Framadiva, Daffa Rasya (2026) Studi Analisis Interkoneksi Sistem Tenaga Listrik Jayapura Tahun 2026 Dan 2031 Dengan Penambahan Kabel Laut GI Holtekamp – GI Angkasa Berdasarkan Kajian Aliran Daya, Hubung Singkat, Dan Stabilitas Sistem. Other thesis, Institut Teknologi Sepuluh Nopember.
|
Text
07111940000043-Undergraduate_Thesis.pdf - Accepted Version Restricted to Repository staff only Download (4MB) | Request a copy |
Abstract
Pertumbuhan kebutuhan energi listrik di Kota Jayapura memerlukan pengembangan sistem tenaga listrik yang andal untuk menjaga kualitas dan kontinuitas penyaluran daya. Salah satu pengembangan yang direncanakan adalah penambahan kabel laut GI Holtekamp–GI Angkasa pada sistem interkoneksi Jayapura tahun 2031. Penelitian ini bertujuan untuk menganalisis kondisi operasi sistem interkoneksi Jayapura tahun 2026 dan 2031 menggunakan metode aliran daya, mengevaluasi pengaruh penambahan kabel laut berdasarkan analisis aliran daya dan hubung singkat, menganalisis stabilitas sistem terhadap gangguan, serta membandingkan kinerja sistem pada kedua kondisi operasi. Penelitian dilakukan menggunakan simulasi pada tiga skenario operasi, yaitu tahun 2026, Beban Puncak Siang (BPS) tahun 2031, dan Beban Puncak Malam (BPM) tahun 2031. Analisis yang dilakukan meliputi studi aliran daya, hubung singkat, dan stabilitas transien. Kajian stabilitas dilakukan dengan mensimulasikan gangguan berupa pelepasan satu, dua, dan tiga sirkuit kabel laut serta trip generator berkapasitas terbesar. Hasil penelitian menunjukkan bahwa seluruh bus masih beroperasi dalam batas tegangan yang diizinkan, yaitu 0,95–1,05 p.u. Profil tegangan tahun 2026 berada pada rentang 0,97–1,05 p.u., sedangkan tahun 2031 berada pada rentang 0,96–1,03 p.u. saat BPS dan 0,98–1,03 p.u. saat BPM. Arus hubung singkat tertinggi terjadi pada kondisi BPM tahun 2031, yaitu sebesar 3,801 kA di GI Holtekamp 150 kV. Analisis stabilitas menunjukkan bahwa sistem tetap stabil terhadap gangguan pelepasan kabel laut maupun trip generator terbesar tanpa kehilangan sinkronisasi. Secara keseluruhan, penambahan kabel laut GI Holtekamp–GI Angkasa mampu meningkatkan keandalan sistem interkoneksi Jayapura dan menjaga kualitas operasi sistem tenaga listrik.
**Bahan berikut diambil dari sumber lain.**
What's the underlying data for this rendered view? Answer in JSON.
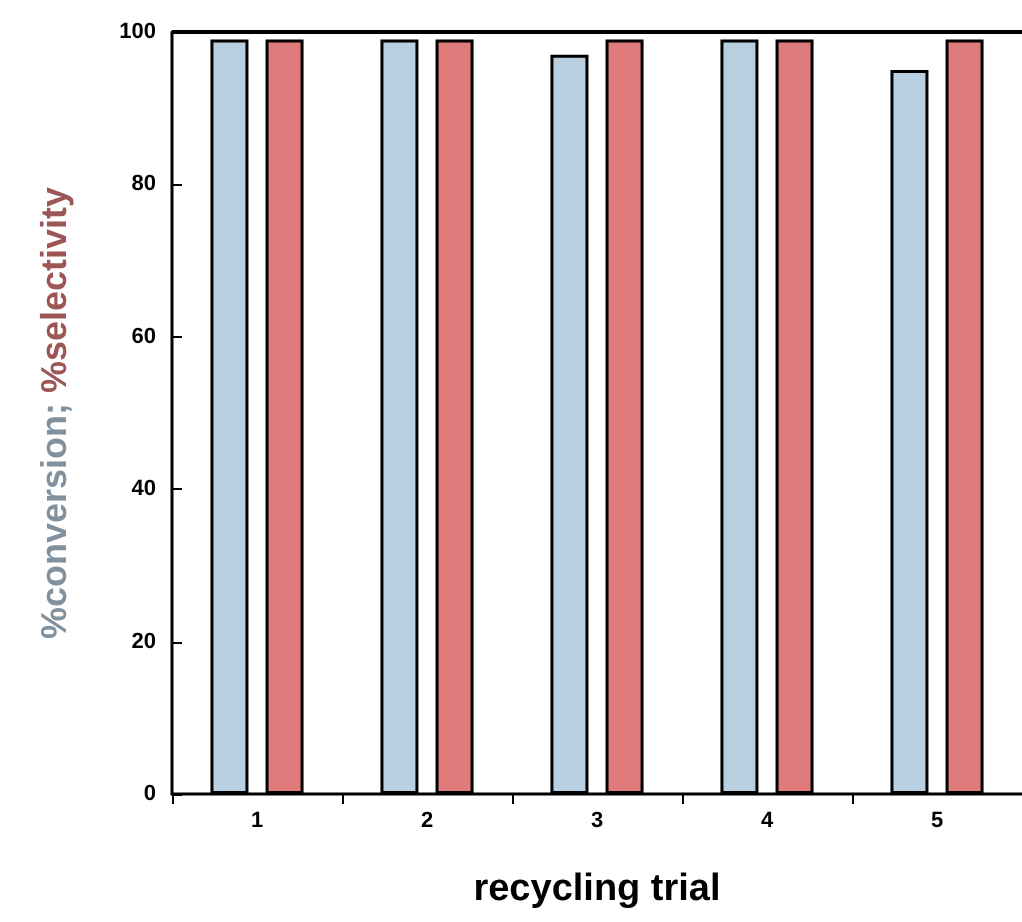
{
  "chart_data": {
    "type": "bar",
    "xlabel": "recycling trial",
    "ylabel": "%conversion; %selectivity",
    "categories": [
      "1",
      "2",
      "3",
      "4",
      "5"
    ],
    "series": [
      {
        "color": "#b8cfe0",
        "values": [
          99,
          99,
          97,
          99,
          95
        ]
      },
      {
        "color": "#e07b7b",
        "values": [
          99,
          99,
          99,
          99,
          99
        ]
      }
    ],
    "ylim": [
      0,
      100
    ],
    "yticks": [
      0,
      20,
      40,
      60,
      80,
      100
    ],
    "grid": false
  }
}
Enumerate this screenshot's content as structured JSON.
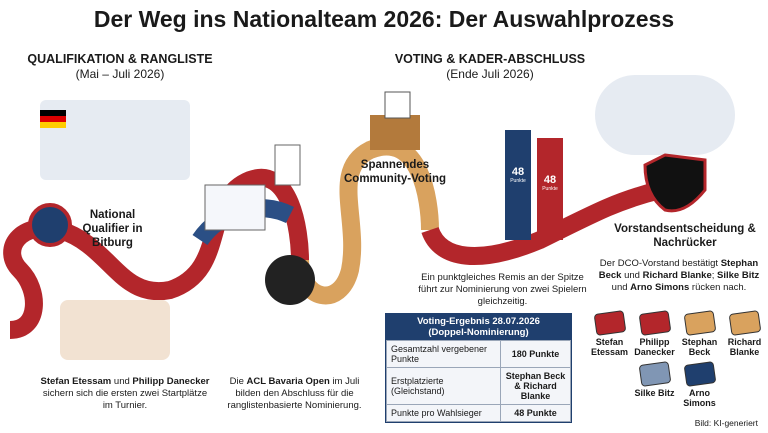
{
  "header": {
    "title": "Der Weg ins Nationalteam 2026: Der Auswahlprozess"
  },
  "sections": [
    {
      "title": "QUALIFIKATION & RANGLISTE",
      "period": "(Mai – Juli 2026)"
    },
    {
      "title": "VOTING & KADER-ABSCHLUSS",
      "period": "(Ende Juli 2026)"
    }
  ],
  "stations": [
    "National Qualifier in Bitburg",
    "Spannendes Community-Voting",
    "Vorstandsentscheidung & Nachrücker"
  ],
  "bars": [
    {
      "label": "48",
      "unit": "Punkte",
      "color": "#1f3f6e"
    },
    {
      "label": "48",
      "unit": "Punkte",
      "color": "#b3262b"
    }
  ],
  "captions": [
    [
      {
        "text": "Stefan Etessam",
        "bold": true
      },
      {
        "text": " und ",
        "bold": false
      },
      {
        "text": "Philipp Danecker",
        "bold": true
      },
      {
        "text": " sichern sich die ersten zwei Startplätze im Turnier.",
        "bold": false
      }
    ],
    [
      {
        "text": "Die ",
        "bold": false
      },
      {
        "text": "ACL Bavaria Open",
        "bold": true
      },
      {
        "text": " im Juli bilden den Abschluss für die ranglistenbasierte Nominierung.",
        "bold": false
      }
    ],
    [
      {
        "text": "Ein punktgleiches Remis an der Spitze führt zur Nominierung von zwei Spielern gleichzeitig.",
        "bold": false
      }
    ],
    [
      {
        "text": "Der DCO-Vorstand bestätigt ",
        "bold": false
      },
      {
        "text": "Stephan Beck",
        "bold": true
      },
      {
        "text": " und ",
        "bold": false
      },
      {
        "text": "Richard Blanke",
        "bold": true
      },
      {
        "text": "; ",
        "bold": false
      },
      {
        "text": "Silke Bitz",
        "bold": true
      },
      {
        "text": " und ",
        "bold": false
      },
      {
        "text": "Arno Simons",
        "bold": true
      },
      {
        "text": " rücken nach.",
        "bold": false
      }
    ]
  ],
  "table": {
    "title": "Voting-Ergebnis 28.07.2026",
    "subtitle": "(Doppel-Nominierung)",
    "rows": [
      [
        "Gesamtzahl vergebener Punkte",
        "180 Punkte"
      ],
      [
        "Erstplatzierte (Gleichstand)",
        "Stephan Beck & Richard Blanke"
      ],
      [
        "Punkte pro Wahlsieger",
        "48 Punkte"
      ]
    ]
  },
  "players": [
    {
      "name": "Stefan Etessam",
      "color": "#b3262b"
    },
    {
      "name": "Philipp Danecker",
      "color": "#b3262b"
    },
    {
      "name": "Stephan Beck",
      "color": "#d9a25e"
    },
    {
      "name": "Richard Blanke",
      "color": "#d9a25e"
    },
    {
      "name": "Silke Bitz",
      "color": "#8096b4"
    },
    {
      "name": "Arno Simons",
      "color": "#1f3f6e"
    }
  ],
  "credit": "Bild: KI-generiert"
}
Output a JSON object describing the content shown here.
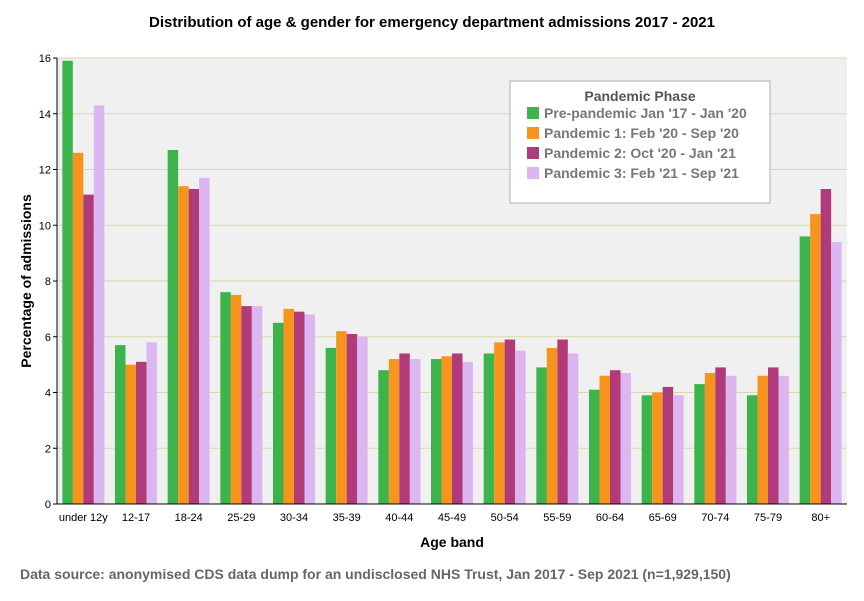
{
  "title": "Distribution of age & gender for emergency department admissions 2017 - 2021",
  "source_note": "Data source: anonymised CDS data dump for an undisclosed NHS Trust, Jan 2017 - Sep 2021 (n=1,929,150)",
  "colors": {
    "plot_background": "#f0f0f0",
    "gridline": "#d9d9a6",
    "series": [
      "#3cb44b",
      "#f7941d",
      "#b03a7a",
      "#dbb6f0"
    ]
  },
  "chart_data": {
    "type": "bar",
    "xlabel": "Age band",
    "ylabel": "Percentage of admissions",
    "ylim": [
      0,
      16
    ],
    "yticks": [
      0,
      2,
      4,
      6,
      8,
      10,
      12,
      14,
      16
    ],
    "grid": true,
    "legend_title": "Pandemic Phase",
    "legend_position": "top-right",
    "categories": [
      "under 12y",
      "12-17",
      "18-24",
      "25-29",
      "30-34",
      "35-39",
      "40-44",
      "45-49",
      "50-54",
      "55-59",
      "60-64",
      "65-69",
      "70-74",
      "75-79",
      "80+"
    ],
    "series": [
      {
        "name": "Pre-pandemic Jan '17 - Jan '20",
        "values": [
          15.9,
          5.7,
          12.7,
          7.6,
          6.5,
          5.6,
          4.8,
          5.2,
          5.4,
          4.9,
          4.1,
          3.9,
          4.3,
          3.9,
          9.6
        ]
      },
      {
        "name": "Pandemic 1: Feb '20 - Sep '20",
        "values": [
          12.6,
          5.0,
          11.4,
          7.5,
          7.0,
          6.2,
          5.2,
          5.3,
          5.8,
          5.6,
          4.6,
          4.0,
          4.7,
          4.6,
          10.4
        ]
      },
      {
        "name": "Pandemic 2: Oct '20 - Jan '21",
        "values": [
          11.1,
          5.1,
          11.3,
          7.1,
          6.9,
          6.1,
          5.4,
          5.4,
          5.9,
          5.9,
          4.8,
          4.2,
          4.9,
          4.9,
          11.3
        ]
      },
      {
        "name": "Pandemic 3: Feb '21 - Sep '21",
        "values": [
          14.3,
          5.8,
          11.7,
          7.1,
          6.8,
          6.0,
          5.2,
          5.1,
          5.5,
          5.4,
          4.7,
          3.9,
          4.6,
          4.6,
          9.4
        ]
      }
    ]
  }
}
==============================================================================================================================
The increasing electricity demand in Jayapura requires a reliable power system development to maintain the quality and continuity of power supply. One of the planned developments is the addition of a submarine cable connecting Holtekamp Substation and Angkasa Substation in the Jayapura interconnected power system in 2031. This study aims to analyze the operating conditions of the Jayapura interconnected system in 2026 and 2031 using power flow analysis, evaluate the impact of the submarine cable addition through power flow and short-circuit analyses, analyze system stability under disturbances, and compare system performance between both operating conditions. The study was conducted using simulations under three operating scenarios: the 2026 condition, the 2031 daytime peak load condition, and the 2031 nighttime peak load condition. The analyses included power flow, short-circuit, and transient stability studies. Stability analysis was performed by simulating one, two, and three submarine cable outage scenarios, as well as the outage of the largest generating unit. The results show that all buses remain within the allowable voltage limits of 0.95–1.05 p.u. The voltage profile ranges from 0.97–1.05 p.u. in 2026, 0.96–1.03 p.u. during daytime peak load conditions, and 0.98–1.03 p.u. during nighttime peak load conditions in 2031. The highest short-circuit current occurs during the 2031 nighttime peak load condition, reaching 3.801 kA at Holtekamp 150 kV Substation. Stability analysis indicates that the system remains stable under submarine cable outages and the largest generator trip without losing synchronism. Overall, the addition of the Holtekamp–Angkasa submarine cable improves the reliability and operating performance of the Jayapura interconnected power system.